Right to Work = Jobs

BMW plans to expand in Right to Work state of South Carolina

As politicians are seeking jobs through stimulus programs, spending sprees, welfare, food stamp programs and bureaucratic mandates, many ignore the upshot enactment of a Right to Work law can have on job creation for fear of angering their big labor benefactors. But the evidence continues to compound that giving workers a choice in joining a union is not only a civil rights issue but an economic growth issue. The Washington Examiner gets it:

“Danaher’s closing,” said Rep. Richard Neal, D-Mass., lamenting the loss of a plant that had employed 330 people in his state. “Now those jobs are going to Arkansas and to Texas.”

It was April 2005. Neal was taking the opportunity during a House committee hearing on competition with China to complain instead about how Massachusetts was losing jobs to states with less-hostile business climates.

The Ways and Means Committee chairman in 2005, California Republican Bill Thomas, mildly rebuked Neal’s deviation from the topic, saying Massachusetts had shot itself in the foot with high taxes and compulsory union membership.

“At some point perhaps the good citizens of Massachusetts will pick up the drift,” Thomas said.

Businesses often consider government interference when they make decisions about where to locate. One instance of such interference is the National Labor Relations Act of 1935, which established a regimen of special treatment for labor during an era when nearly one in three employees was a union member.
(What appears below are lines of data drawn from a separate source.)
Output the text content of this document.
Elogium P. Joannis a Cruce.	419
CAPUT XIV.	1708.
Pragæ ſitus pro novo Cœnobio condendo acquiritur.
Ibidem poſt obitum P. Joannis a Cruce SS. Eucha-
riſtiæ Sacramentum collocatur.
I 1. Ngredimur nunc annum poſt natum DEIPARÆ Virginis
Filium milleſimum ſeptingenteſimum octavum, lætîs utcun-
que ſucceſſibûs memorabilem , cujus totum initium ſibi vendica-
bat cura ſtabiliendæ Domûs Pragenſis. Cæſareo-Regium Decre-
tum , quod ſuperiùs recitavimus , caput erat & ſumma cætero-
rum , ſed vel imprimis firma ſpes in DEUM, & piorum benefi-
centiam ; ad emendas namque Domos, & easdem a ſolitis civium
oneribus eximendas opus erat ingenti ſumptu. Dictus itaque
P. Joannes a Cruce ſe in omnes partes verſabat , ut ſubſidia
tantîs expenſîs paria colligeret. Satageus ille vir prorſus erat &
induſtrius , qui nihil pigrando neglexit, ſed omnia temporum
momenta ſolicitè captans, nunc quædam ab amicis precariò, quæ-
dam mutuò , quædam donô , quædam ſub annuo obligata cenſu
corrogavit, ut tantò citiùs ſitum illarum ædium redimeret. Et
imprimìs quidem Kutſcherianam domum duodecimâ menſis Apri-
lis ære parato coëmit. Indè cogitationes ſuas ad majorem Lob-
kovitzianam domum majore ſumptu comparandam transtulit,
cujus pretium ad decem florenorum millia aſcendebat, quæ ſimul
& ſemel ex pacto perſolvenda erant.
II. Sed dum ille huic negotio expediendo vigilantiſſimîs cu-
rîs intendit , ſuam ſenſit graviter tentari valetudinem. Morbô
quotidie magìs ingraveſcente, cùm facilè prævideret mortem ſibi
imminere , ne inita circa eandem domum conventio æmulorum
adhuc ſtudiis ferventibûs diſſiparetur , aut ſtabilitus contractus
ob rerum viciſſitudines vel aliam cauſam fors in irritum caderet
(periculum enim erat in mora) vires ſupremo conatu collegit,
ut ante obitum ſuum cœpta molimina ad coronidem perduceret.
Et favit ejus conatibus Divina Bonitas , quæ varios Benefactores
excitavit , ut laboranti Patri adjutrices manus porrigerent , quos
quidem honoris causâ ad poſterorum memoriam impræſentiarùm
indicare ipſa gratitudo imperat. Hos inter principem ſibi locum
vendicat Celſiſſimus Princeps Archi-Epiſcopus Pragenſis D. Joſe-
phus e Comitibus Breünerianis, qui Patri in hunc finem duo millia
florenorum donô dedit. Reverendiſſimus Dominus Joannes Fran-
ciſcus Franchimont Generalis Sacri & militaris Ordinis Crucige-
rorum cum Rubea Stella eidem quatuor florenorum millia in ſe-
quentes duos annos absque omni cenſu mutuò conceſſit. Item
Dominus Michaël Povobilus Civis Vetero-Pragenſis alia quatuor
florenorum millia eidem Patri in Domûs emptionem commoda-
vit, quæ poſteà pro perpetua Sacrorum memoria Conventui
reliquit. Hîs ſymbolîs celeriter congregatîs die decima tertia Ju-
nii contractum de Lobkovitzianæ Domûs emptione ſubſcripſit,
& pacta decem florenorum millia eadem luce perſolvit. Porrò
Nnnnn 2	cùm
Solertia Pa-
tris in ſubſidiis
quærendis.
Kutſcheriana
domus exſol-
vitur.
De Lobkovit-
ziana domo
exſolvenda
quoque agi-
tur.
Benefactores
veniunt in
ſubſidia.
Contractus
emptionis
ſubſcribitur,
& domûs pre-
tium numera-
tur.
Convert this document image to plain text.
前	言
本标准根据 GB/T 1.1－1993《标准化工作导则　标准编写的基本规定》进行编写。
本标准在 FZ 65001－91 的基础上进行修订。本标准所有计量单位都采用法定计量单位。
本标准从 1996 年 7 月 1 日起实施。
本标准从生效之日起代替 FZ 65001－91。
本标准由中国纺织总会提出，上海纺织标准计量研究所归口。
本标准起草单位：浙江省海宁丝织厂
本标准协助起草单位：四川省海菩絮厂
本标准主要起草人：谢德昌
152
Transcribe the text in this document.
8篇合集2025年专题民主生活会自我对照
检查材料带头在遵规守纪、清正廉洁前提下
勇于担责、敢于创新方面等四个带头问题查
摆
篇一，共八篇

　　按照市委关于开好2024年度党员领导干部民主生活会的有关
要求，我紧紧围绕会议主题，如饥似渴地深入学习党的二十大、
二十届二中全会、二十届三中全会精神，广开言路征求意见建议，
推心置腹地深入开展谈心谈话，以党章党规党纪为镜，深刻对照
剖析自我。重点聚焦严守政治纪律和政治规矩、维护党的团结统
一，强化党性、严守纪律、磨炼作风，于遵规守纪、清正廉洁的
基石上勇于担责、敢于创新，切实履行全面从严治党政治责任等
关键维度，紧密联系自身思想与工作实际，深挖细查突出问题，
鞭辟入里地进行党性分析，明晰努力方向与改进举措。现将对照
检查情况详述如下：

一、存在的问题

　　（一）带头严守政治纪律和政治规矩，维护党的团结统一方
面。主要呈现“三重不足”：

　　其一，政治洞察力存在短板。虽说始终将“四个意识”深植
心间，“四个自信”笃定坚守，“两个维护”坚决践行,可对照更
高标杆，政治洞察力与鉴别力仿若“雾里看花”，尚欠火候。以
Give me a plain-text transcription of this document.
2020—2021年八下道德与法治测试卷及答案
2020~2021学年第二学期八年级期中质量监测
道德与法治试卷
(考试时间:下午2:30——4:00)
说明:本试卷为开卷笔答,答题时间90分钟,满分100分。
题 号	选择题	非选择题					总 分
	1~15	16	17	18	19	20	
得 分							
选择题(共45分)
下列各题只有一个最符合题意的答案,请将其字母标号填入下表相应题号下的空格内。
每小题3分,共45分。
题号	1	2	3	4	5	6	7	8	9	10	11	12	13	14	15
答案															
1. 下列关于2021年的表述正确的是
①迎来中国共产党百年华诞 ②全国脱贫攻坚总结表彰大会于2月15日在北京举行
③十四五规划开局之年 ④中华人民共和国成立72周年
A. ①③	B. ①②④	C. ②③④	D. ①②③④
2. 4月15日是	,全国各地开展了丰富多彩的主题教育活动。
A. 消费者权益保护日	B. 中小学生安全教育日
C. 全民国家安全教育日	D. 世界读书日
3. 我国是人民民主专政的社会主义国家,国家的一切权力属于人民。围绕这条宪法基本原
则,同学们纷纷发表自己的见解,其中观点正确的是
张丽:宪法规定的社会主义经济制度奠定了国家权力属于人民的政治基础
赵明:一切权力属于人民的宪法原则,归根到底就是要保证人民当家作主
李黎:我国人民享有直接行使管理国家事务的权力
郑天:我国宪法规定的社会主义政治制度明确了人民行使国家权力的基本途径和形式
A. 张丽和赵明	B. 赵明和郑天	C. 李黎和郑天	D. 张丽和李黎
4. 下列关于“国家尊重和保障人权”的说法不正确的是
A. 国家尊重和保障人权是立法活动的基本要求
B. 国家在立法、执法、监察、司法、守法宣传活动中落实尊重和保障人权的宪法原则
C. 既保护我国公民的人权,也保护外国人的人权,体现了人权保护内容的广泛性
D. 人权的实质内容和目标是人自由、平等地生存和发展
Today, unions have lost relevance for more than 93 percent of American workers in the private sector, but this law remains with us, harming the ability of American businesses to compete. To see its results, we need only look south and west, to the success of our nation’s 22 right-to-work states.

Section 14(b) of the Taft-Hartley Act of 1947 allows states to pass right-to-work laws, which bar union membership from being used as a condition of employment. In practice, these laws make unions significantly less powerful and less disruptive than did the original NLRA rules, and with tremendously positive economic results for everybody concerned.

A recent study by the staff of Sen. Jim DeMint, R-S.C., pointed to some revealing data. Between 1993 and 2009, right-to-work states created jobs twice as quickly as states where forced unionism is permitted, and they enjoyed 10 percent faster growth in personal income. Right-to-work states account for only 40 percent of the U.S. population, but they hosted 60 percent of the nation’s new businesses from 1993 to 2009.

Such data contrasts mightily with facts such as this: Unions spent $400 million to elect President Barack Obama and Democrats in 2008 largely because of promises to use the federal government to restore labor to its former strength. The centerpiece of that effort was card check, which would have abolished secret ballots in workplace-representation elections if it hadn’t failed in Congress.

So now the Obama campaign to rescue dying unions is focused on the National Labor Relations Board. The NLRB, controlled by Obama appointees, has filed a complaint against Boeing for expanding its manufacturing operations into DeMint’s right-to-work state. Obama is only trying to help his union campaign donors — as usual — but this effort is bound to backfire.

Right-to-work states are demonstrating daily that workers, their families and taxpayers all benefit when employees have the freedom to choose whether to join a union. There are 22 such states now and odds are that more are coming, which will be good economic news for them and the country.